In epidemiological research, recall bias is a systematic error caused by differences in the accuracy or completeness of the recollections retrieved ("recalled") by study participants regarding events or experiences from the past. It is sometimes also referred to as response bias, responder bias or reporting bias.
Recall bias is a type of measurement bias, and can be a methodological issue in research involving interviews or questionnaires. In this case, it could lead to misclassification of various types of exposure. Recall bias is of particular concern in retrospective studies that use a case-control design to investigate the etiology of a disease or psychiatric condition. For example, in studies of risk factors for breast cancer, women who have had the disease may search their memories more thoroughly than members of the unaffected control group for possible causes of their cancer. Those in the case group (those with breast cancer) may be able to recall a greater number of potential risk factors they had been exposed to than those in the control group (women unaffected by breast cancer). This can potentially exaggerate the relation between a potential risk factor and the disease.

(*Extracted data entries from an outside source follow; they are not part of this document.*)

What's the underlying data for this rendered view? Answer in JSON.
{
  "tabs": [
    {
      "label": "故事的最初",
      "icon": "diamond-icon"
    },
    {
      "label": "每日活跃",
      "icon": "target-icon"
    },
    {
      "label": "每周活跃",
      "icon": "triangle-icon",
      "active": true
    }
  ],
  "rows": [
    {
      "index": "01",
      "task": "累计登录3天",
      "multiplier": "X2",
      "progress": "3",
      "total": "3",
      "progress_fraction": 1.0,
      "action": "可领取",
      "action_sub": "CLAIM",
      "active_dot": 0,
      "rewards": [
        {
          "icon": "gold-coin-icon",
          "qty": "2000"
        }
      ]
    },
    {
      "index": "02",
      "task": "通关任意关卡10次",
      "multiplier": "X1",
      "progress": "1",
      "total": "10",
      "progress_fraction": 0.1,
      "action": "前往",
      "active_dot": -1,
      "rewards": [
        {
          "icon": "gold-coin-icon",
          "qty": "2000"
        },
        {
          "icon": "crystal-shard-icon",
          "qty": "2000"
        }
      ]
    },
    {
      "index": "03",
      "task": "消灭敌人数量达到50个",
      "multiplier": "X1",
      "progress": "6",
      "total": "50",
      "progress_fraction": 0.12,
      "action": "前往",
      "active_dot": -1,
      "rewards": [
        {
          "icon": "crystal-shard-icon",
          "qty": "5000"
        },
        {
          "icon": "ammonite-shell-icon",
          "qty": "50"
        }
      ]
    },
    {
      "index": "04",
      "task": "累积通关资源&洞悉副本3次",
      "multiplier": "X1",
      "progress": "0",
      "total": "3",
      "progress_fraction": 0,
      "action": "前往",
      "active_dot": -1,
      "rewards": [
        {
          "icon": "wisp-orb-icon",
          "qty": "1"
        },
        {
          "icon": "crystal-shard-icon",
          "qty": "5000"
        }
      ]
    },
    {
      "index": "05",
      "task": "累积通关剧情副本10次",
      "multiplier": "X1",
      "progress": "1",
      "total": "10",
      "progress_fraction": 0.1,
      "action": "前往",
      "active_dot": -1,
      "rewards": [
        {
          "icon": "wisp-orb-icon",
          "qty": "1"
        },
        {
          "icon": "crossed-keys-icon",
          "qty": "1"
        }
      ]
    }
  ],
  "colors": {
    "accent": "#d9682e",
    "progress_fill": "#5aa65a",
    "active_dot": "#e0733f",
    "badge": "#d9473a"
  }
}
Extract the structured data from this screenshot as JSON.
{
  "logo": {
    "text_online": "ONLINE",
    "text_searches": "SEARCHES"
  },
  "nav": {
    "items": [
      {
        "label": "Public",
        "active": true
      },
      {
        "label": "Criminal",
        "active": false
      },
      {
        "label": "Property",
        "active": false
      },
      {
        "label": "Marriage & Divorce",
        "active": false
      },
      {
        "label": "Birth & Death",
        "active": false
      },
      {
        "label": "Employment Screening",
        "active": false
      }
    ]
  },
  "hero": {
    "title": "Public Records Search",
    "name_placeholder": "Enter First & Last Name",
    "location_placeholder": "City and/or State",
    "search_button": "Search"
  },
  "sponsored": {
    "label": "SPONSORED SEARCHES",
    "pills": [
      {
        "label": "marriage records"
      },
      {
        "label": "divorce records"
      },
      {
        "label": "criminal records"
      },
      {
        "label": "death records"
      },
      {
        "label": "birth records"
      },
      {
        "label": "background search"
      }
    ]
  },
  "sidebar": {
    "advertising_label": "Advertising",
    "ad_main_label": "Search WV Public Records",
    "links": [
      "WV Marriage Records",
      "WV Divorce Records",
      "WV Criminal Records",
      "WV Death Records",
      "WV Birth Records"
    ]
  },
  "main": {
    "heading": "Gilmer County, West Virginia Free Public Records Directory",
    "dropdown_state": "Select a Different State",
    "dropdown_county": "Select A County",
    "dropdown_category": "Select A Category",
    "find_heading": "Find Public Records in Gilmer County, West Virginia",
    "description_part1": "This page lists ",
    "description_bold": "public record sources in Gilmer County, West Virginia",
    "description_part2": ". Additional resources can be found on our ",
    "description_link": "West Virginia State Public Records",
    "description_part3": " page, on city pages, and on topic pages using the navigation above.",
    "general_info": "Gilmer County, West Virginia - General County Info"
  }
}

To minimize recall bias, some clinical trials have adopted a "wash out period", i.e., a substantial time period that must elapse between the subject's first observation and their subsequent observation of the same event. Use of hospital records rather than patient experience can also help to avoid recall bias. Standardising sampling methods can help to avoid needing recall information in the first place.
Often, recall bias is difficult to avoid, and many studies change experiment design to avoid recalling information.